Beranda | Artikel
Utang Piutang
Sabtu, 21 April 2007

UTANG PIUTANG

Oleh
Al-Lajnah Ad-Daa-imah Lil Buhuuts Al-Ilmiyah Wal Ifta

Pertanyaan.
Al-Lajnah Ad-Daa-imah Lil Buhuuts Al-Ilmiyah Wal Ifta ditanya : Saya pernah berhutang daging kepada penjual daging seharga 6 franc. Kemudian hutang tersebut berlangsung cukup lama, dimana saat itu 1 franc sama dengan 35 riyal Yaman. Dan sekarang 1 franc sama dengan 135 riyal Yaman. Dan pedagang daging itu meminta saya supaya melunasi hutang berdasarkan pada nilai tukar terakhir. Apakah saya harus melunasi berdasarkan pada nilai tukar terdahulu atau yang terakhir? Tolong beritahu kami, mudah-mudahan Anda sekalian mendapatkan pahala.

Jawaban
Jika kenyataannya seperti yang disebutkan, maka Anda harus membayar kepada tukang daging itu berdasarkan pada nilai tukar yang berlaku pada saat pembayaran, bukan pada saat pembelian daging.

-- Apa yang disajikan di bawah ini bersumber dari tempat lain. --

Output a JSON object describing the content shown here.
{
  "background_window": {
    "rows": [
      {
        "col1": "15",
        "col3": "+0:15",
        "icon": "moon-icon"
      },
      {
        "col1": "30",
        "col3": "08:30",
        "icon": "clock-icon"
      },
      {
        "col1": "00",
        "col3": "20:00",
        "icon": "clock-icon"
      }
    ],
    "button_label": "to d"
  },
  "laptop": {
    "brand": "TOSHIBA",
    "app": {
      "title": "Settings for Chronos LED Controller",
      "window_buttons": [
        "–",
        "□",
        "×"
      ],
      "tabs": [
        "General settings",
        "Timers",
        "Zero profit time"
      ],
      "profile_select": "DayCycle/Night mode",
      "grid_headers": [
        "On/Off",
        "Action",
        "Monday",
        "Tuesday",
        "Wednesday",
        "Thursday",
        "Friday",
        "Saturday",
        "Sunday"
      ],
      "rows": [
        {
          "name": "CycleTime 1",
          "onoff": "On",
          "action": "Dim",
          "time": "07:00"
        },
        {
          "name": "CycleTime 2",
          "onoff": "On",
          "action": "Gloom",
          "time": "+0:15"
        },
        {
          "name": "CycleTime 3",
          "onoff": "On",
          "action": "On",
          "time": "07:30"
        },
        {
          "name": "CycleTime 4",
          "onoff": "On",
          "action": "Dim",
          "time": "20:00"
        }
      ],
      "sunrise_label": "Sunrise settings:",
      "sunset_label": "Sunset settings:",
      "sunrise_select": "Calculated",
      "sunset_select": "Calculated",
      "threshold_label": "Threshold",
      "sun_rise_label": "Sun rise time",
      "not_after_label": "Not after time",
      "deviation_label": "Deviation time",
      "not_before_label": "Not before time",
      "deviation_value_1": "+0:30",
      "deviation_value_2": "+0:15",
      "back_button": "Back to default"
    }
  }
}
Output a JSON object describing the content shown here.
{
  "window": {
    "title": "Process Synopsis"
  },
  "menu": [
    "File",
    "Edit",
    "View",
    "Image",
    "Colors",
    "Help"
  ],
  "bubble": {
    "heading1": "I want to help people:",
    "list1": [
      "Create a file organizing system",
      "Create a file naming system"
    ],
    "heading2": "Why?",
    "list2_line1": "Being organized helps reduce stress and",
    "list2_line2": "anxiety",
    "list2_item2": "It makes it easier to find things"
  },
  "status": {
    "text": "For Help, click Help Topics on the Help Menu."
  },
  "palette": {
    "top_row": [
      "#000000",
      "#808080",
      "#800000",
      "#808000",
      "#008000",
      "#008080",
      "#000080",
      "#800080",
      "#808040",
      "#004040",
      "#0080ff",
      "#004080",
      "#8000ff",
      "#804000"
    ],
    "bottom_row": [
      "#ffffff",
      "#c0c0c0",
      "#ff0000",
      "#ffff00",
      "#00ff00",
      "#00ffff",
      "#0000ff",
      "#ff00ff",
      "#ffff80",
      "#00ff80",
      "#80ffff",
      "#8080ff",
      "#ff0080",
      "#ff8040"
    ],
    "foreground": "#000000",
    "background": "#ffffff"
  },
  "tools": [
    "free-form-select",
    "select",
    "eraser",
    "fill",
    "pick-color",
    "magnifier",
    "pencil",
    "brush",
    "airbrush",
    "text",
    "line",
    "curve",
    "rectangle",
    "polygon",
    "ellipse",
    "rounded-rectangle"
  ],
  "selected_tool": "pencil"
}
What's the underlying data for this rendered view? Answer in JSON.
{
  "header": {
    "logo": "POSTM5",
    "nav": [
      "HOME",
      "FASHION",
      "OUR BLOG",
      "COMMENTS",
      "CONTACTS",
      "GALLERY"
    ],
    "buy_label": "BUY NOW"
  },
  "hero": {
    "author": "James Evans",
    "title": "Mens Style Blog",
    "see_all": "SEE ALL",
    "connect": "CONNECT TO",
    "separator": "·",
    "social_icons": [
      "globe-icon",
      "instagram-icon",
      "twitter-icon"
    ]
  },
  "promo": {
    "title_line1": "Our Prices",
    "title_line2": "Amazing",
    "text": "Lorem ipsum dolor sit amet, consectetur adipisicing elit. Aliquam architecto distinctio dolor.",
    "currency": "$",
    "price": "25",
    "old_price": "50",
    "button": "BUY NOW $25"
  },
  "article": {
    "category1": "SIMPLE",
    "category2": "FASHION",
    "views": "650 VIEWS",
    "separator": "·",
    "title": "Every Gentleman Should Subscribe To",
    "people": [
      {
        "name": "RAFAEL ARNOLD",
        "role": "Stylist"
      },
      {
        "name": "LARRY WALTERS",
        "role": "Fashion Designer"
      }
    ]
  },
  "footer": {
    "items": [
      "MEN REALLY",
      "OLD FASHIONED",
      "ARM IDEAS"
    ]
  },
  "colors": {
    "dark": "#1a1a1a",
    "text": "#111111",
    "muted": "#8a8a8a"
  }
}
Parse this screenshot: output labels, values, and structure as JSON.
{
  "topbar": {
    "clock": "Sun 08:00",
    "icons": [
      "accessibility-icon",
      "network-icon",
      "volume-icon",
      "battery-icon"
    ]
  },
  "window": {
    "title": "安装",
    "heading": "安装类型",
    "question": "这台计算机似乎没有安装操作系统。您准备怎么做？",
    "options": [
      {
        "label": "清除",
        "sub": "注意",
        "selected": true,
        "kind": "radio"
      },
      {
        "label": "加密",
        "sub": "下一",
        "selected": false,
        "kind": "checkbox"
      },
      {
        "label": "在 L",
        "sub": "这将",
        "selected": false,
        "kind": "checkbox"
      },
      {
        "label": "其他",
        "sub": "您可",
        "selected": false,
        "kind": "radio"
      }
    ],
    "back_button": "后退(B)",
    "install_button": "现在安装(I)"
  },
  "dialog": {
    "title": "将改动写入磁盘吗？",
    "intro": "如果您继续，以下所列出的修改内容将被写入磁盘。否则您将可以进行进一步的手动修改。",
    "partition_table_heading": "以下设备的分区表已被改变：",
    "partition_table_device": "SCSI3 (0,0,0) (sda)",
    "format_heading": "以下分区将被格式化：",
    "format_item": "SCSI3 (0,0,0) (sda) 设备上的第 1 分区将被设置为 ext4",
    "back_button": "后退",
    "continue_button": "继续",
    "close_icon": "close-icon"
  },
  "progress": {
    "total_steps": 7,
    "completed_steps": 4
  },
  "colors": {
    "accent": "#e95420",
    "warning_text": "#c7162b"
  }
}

Wabillaahit Taufiq. Dan mudah-mudahan Allah senantiasa melimpahkan kesejahteraan dan keselamatan kepada Nabi Muhammad Shallallahu ‘alaihi wa sallam, keluarga dan para sahabatnya.

[Fatwa Nomor 3065]

Pertanyaan.
Al-Lajnah Ad-Daa-imah Lil Buhuuts Al-Ilmiyah Wal Ifta ditanya : Ada seseorang yang berhutang kepada orang lain. Orang tersebut sudah dari awal berniat untuk tidak mengembalikan hutang tersebut. Dan setelah Allah memberinya petunjuk, dia mencari orang yang memberinya hutang itu agar dia dapat membayar hutangnya, tetapi juga tidak menemukannya, lalu apa yang harus dia perbuat?

Ada seseorang yang berhutang kepada banyak orang dan dia bermaksud untuk mengembalikan hutang kepada masing-masing orang tersebut, tetapi dia lupa kepada siapa saja dia dulu pernah berhutang, lalu apa yang harus dilakukan orang itu?

Jawaban
Pertama : Orang yang berhutang itu harus membayar hutangnya jika dia menemukan orang tersebut atau bisa juga dia membayar hutangnya itu kepada ahli waris orang tersebut jika dia sudah meninggal dunia dengan disertai taubat dan permohonan ampunan atas apa yang dia lakukan.

Kedua
Dia harus berusaha keras untuk mengetahui orang-orang yang dulu dia pernah berhutang kepada mereka, lalu membayar hutang itu kepada mereka atau kepada ahli waris mereka jika mereka sudah meninggal.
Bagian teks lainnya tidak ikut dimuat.